La proposition de loi comportait un seul article ainsi libellé : « L’alinéa 1er de l’article 4 de la Constitution du 4 octobre 1958 est complété par une phrase ainsi rédigée : “Ils ne peuvent se réclamer d’aucune ethnie ni d’aucune religion” ».
Cette seule phrase qui serait à ajouter à un article 4 – qui a déjà été remodelé par la loi constitutionnelle du 23 juillet 2008 –, est sans aucun doute trop partielle ou partiale, et nettement insuffisante pour s’opposer à la communautarisation rampante de la société civile et aux instrumentalisations racialisantes des résultats de l’élection présidentielle aux Etats-Unis d’Amérique.

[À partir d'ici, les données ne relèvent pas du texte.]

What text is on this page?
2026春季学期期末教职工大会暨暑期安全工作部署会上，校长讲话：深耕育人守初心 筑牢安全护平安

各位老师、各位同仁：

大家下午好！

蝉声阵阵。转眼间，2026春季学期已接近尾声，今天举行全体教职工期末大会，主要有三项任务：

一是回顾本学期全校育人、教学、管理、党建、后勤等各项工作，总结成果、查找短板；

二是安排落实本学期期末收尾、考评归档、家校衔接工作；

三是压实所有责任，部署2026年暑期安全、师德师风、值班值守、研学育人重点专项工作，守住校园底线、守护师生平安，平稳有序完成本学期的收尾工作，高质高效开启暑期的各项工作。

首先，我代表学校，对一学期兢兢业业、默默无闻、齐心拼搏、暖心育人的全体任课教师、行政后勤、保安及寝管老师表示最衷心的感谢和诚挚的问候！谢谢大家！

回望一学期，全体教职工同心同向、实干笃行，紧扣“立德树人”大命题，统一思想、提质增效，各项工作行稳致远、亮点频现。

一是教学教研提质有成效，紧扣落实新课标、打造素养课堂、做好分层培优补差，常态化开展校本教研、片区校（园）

Mais elle indiquait déjà non une des modalités juridiques potentielles, mais une préoccupation spécifique quant à la nécessité de freiner la tendance à la fragmentation sociale … que les perceptions officielles de la notion de « diversité » dessinent en outrepassant les définitions qui en ont été données dans les résolutions et déclarations de texture internationale pourtant signées par la France [13].
.
[1] présentée par le député J. Myard, UMP.
[2] V. outre les références biliographiques indispensables à rechercher dans les ouvrages et revues académiques, en droit ou en sociologique, quelques-uns des articles posés, sur Droit criTIC dans la rubrique « culture(s) et droit(s)->http://koubi.fr/spip.php ?rubrique6] »
[3] Terme non formellement retenu dans le cadre du système de droit français.
[4] V. par ex., La lettre annexée : retour à l’antienne de la “diversité”.
[5] V. par ex., Une “charte pour la promotion de l’égalité”.
[6] Qui permettait de fonder, pour une part, la distinction entre nation et peuple, la première se comprenant essentiellement dans l’ordre de la représentation.
[7] … ce qui suppose captation des individus sur le fondement d’une appartenance réelle ou supposée à une ethnie, nation, culture, etc. fondamentalement discriminatoire, ainsi que recensement, dénombrement, comptage, et fichages associés, pour des calculs alambiqués des quotas de représentants !
[8] contrevenant ainsi tant aux dispositions de la loi qu’à la Constitution, même dans sa mouture nouvelle.
[9] et devrait être rattaché à ce cadre, l’interdiction pour les personnes morales de droit étranger de financer un parti politique français : CE, 8 décembre 2000, Parti nationaliste Basque ERI-PNB, req. 212044 - concl. C. Maugüé, AJDA 2000, p. 769.
[10] Outre le 2ème alinéa de l’article 1er selon lequel « la loi favorise l’égal accès des femmes et des hommes aux mandats électoraux et fonctions électives, ainsi qu’aux responsabilités professionnelles et sociales », il s’agit de retenir les dispositions l’alinéa 4 de l’article 3 : « Sont électeurs, dans les conditions déterminées par la loi, tous les nationaux français majeurs des deux sexes, jouissant de leurs droits civils et politiques ».
[11] art. 3, Loi du 1er juillet 1901 relative au contrat d’association. Mais, inévitablement, le précédent du FN pose problème.
[12] ajoutant : « certains groupuscules ne présentent pas de candidats aux élections mais interviennent dans le débat politique ».
[13] V. par ex., Convention sur la protection et la promotion de la diversité des expressions culturelles du 20 octobre 2005.